Where He Left Me
By Nicole Baart
From Nicole Baart, the bestselling author of Everything We Didn’t Say, comes a twisty, atmospheric suspense novel about a newlywed whose husband disappears, leaving her isolated in Washington’s North Cascades.
College professors Sadie Sheridan and Felix Graham are on sabbatical at Hemlock House, located on a remote mountain homestead established years ago by Felix’s family. When Felix leaves on a work trip but doesn’t return, effectively stranding Sadie on the mountain, her world collapses.
Alone at Hemlock House, frantic Sadie struggles to make sense of what her missing astronomer husband left behind. Forced to confront two mysterious trespassers just as a powerful storm bears down, Sadie and the strangers have no choice but to ride it out together. As conditions worsen and shocking secrets are revealed, Sadie must face whether or not she ever knew the man she married and is she fighting only for her own survival now—or still for the man who promised her the stars?

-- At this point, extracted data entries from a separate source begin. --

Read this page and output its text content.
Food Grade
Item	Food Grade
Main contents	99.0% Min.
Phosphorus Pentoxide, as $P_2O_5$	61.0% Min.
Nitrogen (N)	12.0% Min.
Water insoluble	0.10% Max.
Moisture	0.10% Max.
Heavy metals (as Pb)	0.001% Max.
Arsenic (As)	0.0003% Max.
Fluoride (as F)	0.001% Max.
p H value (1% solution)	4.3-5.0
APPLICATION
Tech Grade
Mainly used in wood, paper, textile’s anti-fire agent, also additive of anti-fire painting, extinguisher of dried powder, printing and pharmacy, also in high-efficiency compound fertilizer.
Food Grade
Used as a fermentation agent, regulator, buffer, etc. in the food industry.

Where He Left Me is another compelling, emotional thriller from an author who “writes with a poet’s eye for language and a storyteller’s gift for suspense” (William Kent Krueger, New York Times bestselling author).
My thoughts:
I picked this one up on a whim from Book of the Month last year and then let it sit on my shelf for almost six months. Classic me. I finally decided to give it a go, and I have to say, I was pleasantly surprised by how much I liked it.
This isn’t a super twisty thriller. It’s a well-paced mystery with a side of murder and some genuine isolation, and the whole thing just works. I went in not really expecting to be as invested or as hooked as I was.
Sadie and Felix have not been married long. They’re both college professors, and they head out to Felix’s family’s mountain place, a remote spot in the North Cascades called Hemlock House, for an extended stay during their sabbatical. It’s the kind of property that’s been in his family for generations, the kind of place where the nearest neighbor is too far away to matter. A few days in, Felix has to take a quick work trip, except he never comes back. Sadie is stuck up there alone, with no idea what happened to her husband. Did he walk out on her? Did something happen to him on his way wherever he was going? On top of that, there are people moving around outside the house at night, and a serious snowstorm is rolling in. She isn’t going to be able to leave, and the people who keep showing up at the edge of the property aren’t going anywhere either.
I was so invested in Sadie. Her panic and her confusion felt real, and watching her try to piece together what was happening while also keeping herself alive and figure out where the hell her husband was, kept the book moving briskly. The questions about Felix never let up. Did he leave on purpose? Was he keeping something from her the whole time they’ve been together? Is the man she thinks she married the same man at all? The longer the book goes, the more those questions get tangled up with whatever is actually happening on the mountain.
The isolated setting also adds a lot to the overall tension. There’s something about a remote mountain house in a snowstorm that just hits a specific switch in my brain. Baart leans into all of that, and the storm becomes a character in its own right. By the time it really kicks in, Sadie has no power, no phone, no way out, and she’s stuck waiting out the weather with people she doesn’t know and isn’t sure she can trust.
The characters are well drawn across the board. Sadie is a great anchor. Felix is interesting even when he’s offscreen, which is impressive. The two strangers are written with enough ambiguity that I went back and forth on them for most of the book. Nobody felt like a placeholder.
What I appreciated most was how much restraint this book showed. It isn’t trying to shock you on every other page. It isn’t throwing one ridiculous twist after another at you. It trusts the story, it trusts the characters and it trusts the reader to be patient. I always appreciate an author who does that, and that approach is what made the back half land for me. When the answers come, they feel like answers rather than cheap gotcha moments.
That said, this is also why I’d be careful recommending it to someone who needs constant twists and cliffhangers every ten pages. That’s not this book, but it is briskly paced and keeps the tension amped in a way that keeps you pushing forward.
If you like a quieter mystery, an isolated setting that closes in on you, and an author who actually trusts you as a reader, this one is worth your time. I’m glad I finally pulled it off the shelf. I just wish I hadn’t waited so long to do it.